Should I convert FORTRAN code to C?
Mike Percy
grimlok at hubcap.UUCP
Wed Jun 8 23:24:24 AEST 1988
>From article <10655 at agate.BERKELEY.EDU>, by jerry at violet.berkeley.edu ( Jerry Berkman ):
>
> C is missing many useful intrinsics. I have trouble taking a language
> seriously for numeric computation if the language doesn't even know about
> absolute values, e.g.: x = abs(x); or signed numbers, e.g. x = +5;
x =+ 5 used to be an example of a C operator which is now x += 5. Most
compilers I've used warned me about an obsolete operator or some such.
Just write is as x = +5 rather than x =+5 and things should be fine.
x = abs(x) is provided by virtually every math library.
> For that matter, how do you translate y = x**6 from FORTRAN to C?
For that matter, how do you translate *p %= 2 from C to FORTRAN?
> For that matter, since sqrt() is a FORTRAN intrinsics, I get an error
> message from any decent FORTRAN compiler for sqrt(integer). None from C
> of course (running lint is a hassle).
"Gosh Dad, why do those airline pilots have to run through that
checklist, it's such a hassle"
"Well, Beaver, if they didn't, they might miss some small detail that
could cause a crash"
"Geeee"
>
> Also, I like the semantics of sqrt() under FORTRAN better: on all
> FORTRAN systems I have used, if y = -1., the result is a fatal error.
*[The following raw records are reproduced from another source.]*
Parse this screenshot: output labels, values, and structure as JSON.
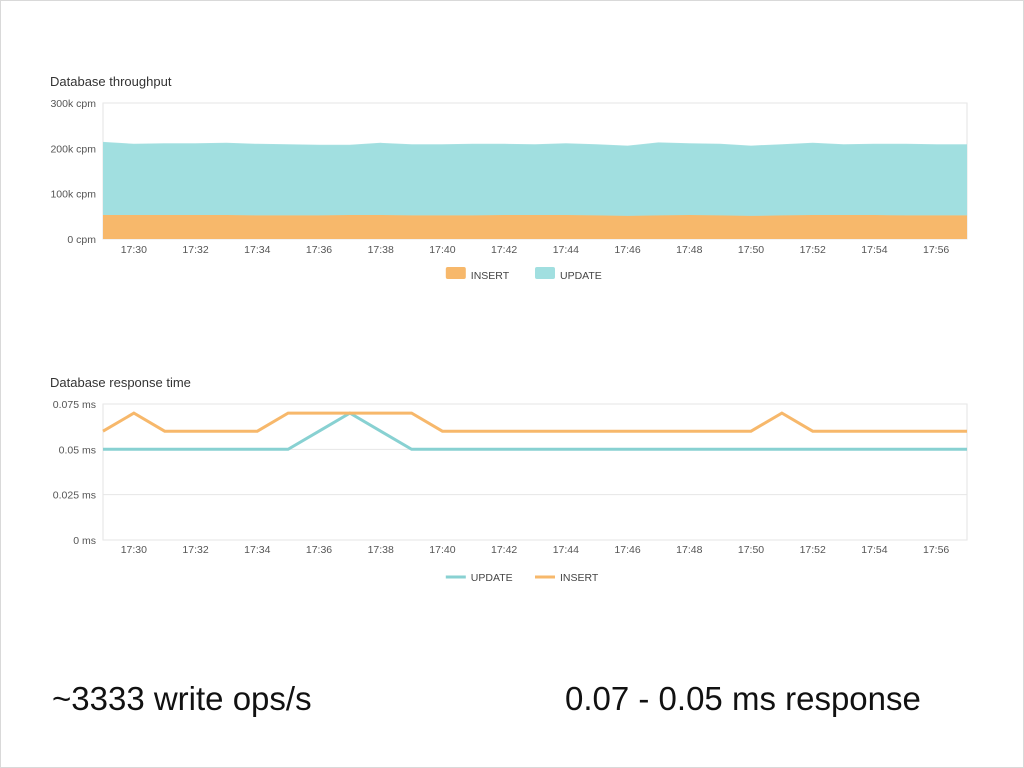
{
  "slide": {
    "caption_left": "~3333 write ops/s",
    "caption_right": "0.07 - 0.05 ms response"
  },
  "chart_data": [
    {
      "type": "area",
      "stacked": true,
      "title": "Database throughput",
      "x": [
        "17:29",
        "17:30",
        "17:31",
        "17:32",
        "17:33",
        "17:34",
        "17:35",
        "17:36",
        "17:37",
        "17:38",
        "17:39",
        "17:40",
        "17:41",
        "17:42",
        "17:43",
        "17:44",
        "17:45",
        "17:46",
        "17:47",
        "17:48",
        "17:49",
        "17:50",
        "17:51",
        "17:52",
        "17:53",
        "17:54",
        "17:55",
        "17:56",
        "17:57"
      ],
      "xticks": [
        "17:30",
        "17:32",
        "17:34",
        "17:36",
        "17:38",
        "17:40",
        "17:42",
        "17:44",
        "17:46",
        "17:48",
        "17:50",
        "17:52",
        "17:54",
        "17:56"
      ],
      "yticks": [
        "300k cpm",
        "200k cpm",
        "100k cpm",
        "0 cpm"
      ],
      "ylim": [
        0,
        300000
      ],
      "grid": true,
      "legend_position": "bottom",
      "series": [
        {
          "name": "INSERT",
          "color": "#f7b86b",
          "values": [
            53000,
            53000,
            53000,
            53000,
            53000,
            52000,
            52000,
            52000,
            53000,
            53000,
            52000,
            52000,
            52000,
            53000,
            53000,
            53000,
            52000,
            51000,
            52000,
            53000,
            52000,
            51000,
            52000,
            53000,
            53000,
            53000,
            52000,
            52000,
            52000
          ]
        },
        {
          "name": "UPDATE",
          "color": "#a1dfe0",
          "values": [
            160000,
            156000,
            157000,
            157000,
            158000,
            157000,
            156000,
            155000,
            154000,
            158000,
            156000,
            156000,
            157000,
            156000,
            155000,
            157000,
            156000,
            154000,
            160000,
            157000,
            157000,
            154000,
            156000,
            158000,
            155000,
            156000,
            157000,
            156000,
            156000
          ]
        }
      ]
    },
    {
      "type": "line",
      "title": "Database response time",
      "x": [
        "17:29",
        "17:30",
        "17:31",
        "17:32",
        "17:33",
        "17:34",
        "17:35",
        "17:36",
        "17:37",
        "17:38",
        "17:39",
        "17:40",
        "17:41",
        "17:42",
        "17:43",
        "17:44",
        "17:45",
        "17:46",
        "17:47",
        "17:48",
        "17:49",
        "17:50",
        "17:51",
        "17:52",
        "17:53",
        "17:54",
        "17:55",
        "17:56",
        "17:57"
      ],
      "xticks": [
        "17:30",
        "17:32",
        "17:34",
        "17:36",
        "17:38",
        "17:40",
        "17:42",
        "17:44",
        "17:46",
        "17:48",
        "17:50",
        "17:52",
        "17:54",
        "17:56"
      ],
      "yticks": [
        "0.075 ms",
        "0.05 ms",
        "0.025 ms",
        "0 ms"
      ],
      "ylim": [
        0,
        0.075
      ],
      "grid": true,
      "legend_position": "bottom",
      "series": [
        {
          "name": "UPDATE",
          "color": "#88d1d2",
          "values": [
            0.05,
            0.05,
            0.05,
            0.05,
            0.05,
            0.05,
            0.05,
            0.06,
            0.07,
            0.06,
            0.05,
            0.05,
            0.05,
            0.05,
            0.05,
            0.05,
            0.05,
            0.05,
            0.05,
            0.05,
            0.05,
            0.05,
            0.05,
            0.05,
            0.05,
            0.05,
            0.05,
            0.05,
            0.05
          ]
        },
        {
          "name": "INSERT",
          "color": "#f7b86b",
          "values": [
            0.06,
            0.07,
            0.06,
            0.06,
            0.06,
            0.06,
            0.07,
            0.07,
            0.07,
            0.07,
            0.07,
            0.06,
            0.06,
            0.06,
            0.06,
            0.06,
            0.06,
            0.06,
            0.06,
            0.06,
            0.06,
            0.06,
            0.07,
            0.06,
            0.06,
            0.06,
            0.06,
            0.06,
            0.06
          ]
        }
      ]
    }
  ]
}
> In C, it depends on what the library does. I have used C libraries
> which returned sqrt(abs(y)), others which return 0, and 4.3 BSD on a
> VAX returns the reserved operand.
>
Which is why you have the freedom to decide exactly what you want by
redefining the function slightly, maybe with a #define.
Also, if you like FORTRAN math stuff, why not call functions from a
FORTRAN library. NAG comes to mind. It's easy enough to do.
FORTAN does have an extreme advantage over C in one respect --
vectorizability (is that a word?) of certain things (some array
processing for example). If I remember right, this was one of the things
that noalias was supposed to help change.